Question

No clue how to prove the following combinatorics identity.

Answer 1

part b.

Answer 2

what did you get for part a)

Answer 3

@ganeshie8

Answer 4

That's right - so if you take into consideration the hint given for part (b), what are your thoughts? So for example, what does the k=1 term represent?

Answer 5

Um, so if k is 1, then, we have (n-1)c1 right?

Answer 6

or are you asking for somethign else?

Answer 7

That's right, but what I meant was - In the context of mountain permutations, if we let k represent the location of the "peak" (the largest number in the permutation), the k=1 term is equal to 1.

What do you know about the permutation if the largest number appears first?

Answer 8

Notice also that the sequence of numbers appearing to the left of the largest number must be in increasing order.

Lets fix the position of largest number.
If the position of largest number is "k", then there will be "k-1" number to the left of the largest number.
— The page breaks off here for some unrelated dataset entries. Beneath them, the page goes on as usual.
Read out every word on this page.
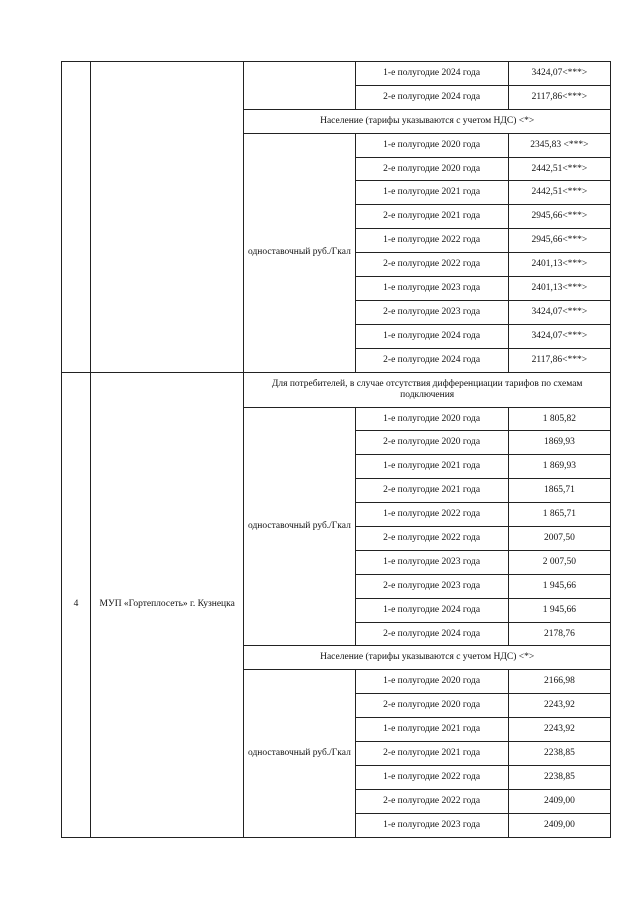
			1-е полугодие 2024 года	3424,07<***>
			2-е полугодие 2024 года	2117,86<***>
		Население (тарифы указываются с учетом НДС) <*>		
		одноставочный руб./Гкал	1-е полугодие 2020 года	2345,83 <***>
			2-е полугодие 2020 года	2442,51<***>
			1-е полугодие 2021 года	2442,51<***>
			2-е полугодие 2021 года	2945,66<***>
			1-е полугодие 2022 года	2945,66<***>
			2-е полугодие 2022 года	2401,13<***>
			1-е полугодие 2023 года	2401,13<***>
			2-е полугодие 2023 года	3424,07<***>
			1-е полугодие 2024 года	3424,07<***>
			2-е полугодие 2024 года	2117,86<***>
4	МУП «Гортеплосеть» г. Кузнецка	Для потребителей, в случае отсутствия дифференциации тарифов по схемам подключения		
		одноставочный руб./Гкал	1-е полугодие 2020 года	1 805,82
			2-е полугодие 2020 года	1869,93
			1-е полугодие 2021 года	1 869,93
			2-е полугодие 2021 года	1865,71
			1-е полугодие 2022 года	1 865,71
			2-е полугодие 2022 года	2007,50
			1-е полугодие 2023 года	2 007,50
			2-е полугодие 2023 года	1 945,66
			1-е полугодие 2024 года	1 945,66
			2-е полугодие 2024 года	2178,76
		Население (тарифы указываются с учетом НДС) <*>		
		одноставочный руб./Гкал	1-е полугодие 2020 года	2166,98
			2-е полугодие 2020 года	2243,92
			1-е полугодие 2021 года	2243,92
			2-е полугодие 2021 года	2238,85
			1-е полугодие 2022 года	2238,85
			2-е полугодие 2022 года	2409,00
			1-е полугодие 2023 года	2409,00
How many ways can you choose "k-1" numbers form the available "n-1" numbers ? (excluding the largest number)

Answer 9

Btw, good job on part a! thats really clever !

Answer 10

SOrry, i'm not getting it at all.

Answer 11

For example, if we're dealing with a mountain permutation of size 4, if I specify that the 4 comes first, then what *must* the permutation be?

Answer 12

And as a follow up, if I specify that the 4 comes *second*, what are the possibilities?

Answer 13

um, for the first it'd be n-1

Answer 14

4c2

Answer 15

for the first it'd be 3*

Answer 16

If the 4 comes first, there is only one possibility - 4321. If the four comes second, there are now three possibilities - 1432, 2431, and 3421.

Answer 17

OOO!

Answer 18

ok that's what you mean, yes. I get that part. But, how od i relate it to the combinatorics?

Answer 19

If we kept going, we'd find that:
-If the four comes first (k=1), there's one possible permutation
-If the four comes second (k=2), there are three possible permutations
-If the four comes third (k=3), there are three possible permutations
-If the four comes last (k=4), there is only one possible permutation

Answer 20

So if I add all of those up, what am I actually counting?

Answer 21

Sorry for the delayed response. Had to do something. OO! it's pascals triangle. ok ok. So do I just use the pascal's formula here?

Answer 22

what exactly is the process to "prove" it.
SHould I do induction or something else?

Answer 23

I don't think you're being asked for a rigorous proof - more the realization that the left hand side is simply counting the the number of mountain permutations of length n by considering each possible location of the "peak" separately, you know what I mean?

Answer 24

mhmm. But what method of proof should I use at all?

Answer 25

i feel like induction might not be the best way to go here since you said it doesn't have to be rigoruous. But we cna't just do regular algebra proof.

Answer 26

It's not really a proof. The answer I would give would go something like this:

"The \(k^{th}\) term in the summation is the number of mountain permutations of length \(n\) that are possible if \(n\) (the largest number in the permutation) occurs in position \(k\). Because \(n\) must appear somewhere between position 1 and position \(k\), the sum over all of the terms is simply the total number of mountain permutations of length \(n\).

Using a recursion relation, we found in part (a) that the total number of mountain permutations of length \(n\) is \(2^{n-1}\), so it follows that the two sides of the equation are equal."

Answer 27

Oh i see! thank you so mucch!

Answer 28

And for c, i got 6. Does that sound right?

Answer 29

wait nvm, i got c, d, and e.

Answer 30

In the screenshot you sent, there's only a (c), but that answer should involve \(n\).

Answer 31

gotchya. d and e were about econding and decoding this information.

Answer 32

encoding*

Answer 33

and actually, wouldn't C be n-1?

Answer 34

cause for each bit, you'd have to ask the question, does it come before or after.

Answer 35

Yes indeed it would. There are many ways that information could be encoded and decoded. And yes, that's an excellent way to do it.

Answer 36

and as long as you know it's before or after, you can figure out the rest and place the biggest nunmber accordingly. Since they have to be inc or dec.

Answer 37

kk thank you!

Answer 38

btw, are you a CS/CE/EE major by any chance?

Answer 39

No problem, I enjoyed thinking about this for awhile. No, I'm a physics PhD student, but I do specialize in computational physics and computer simulation.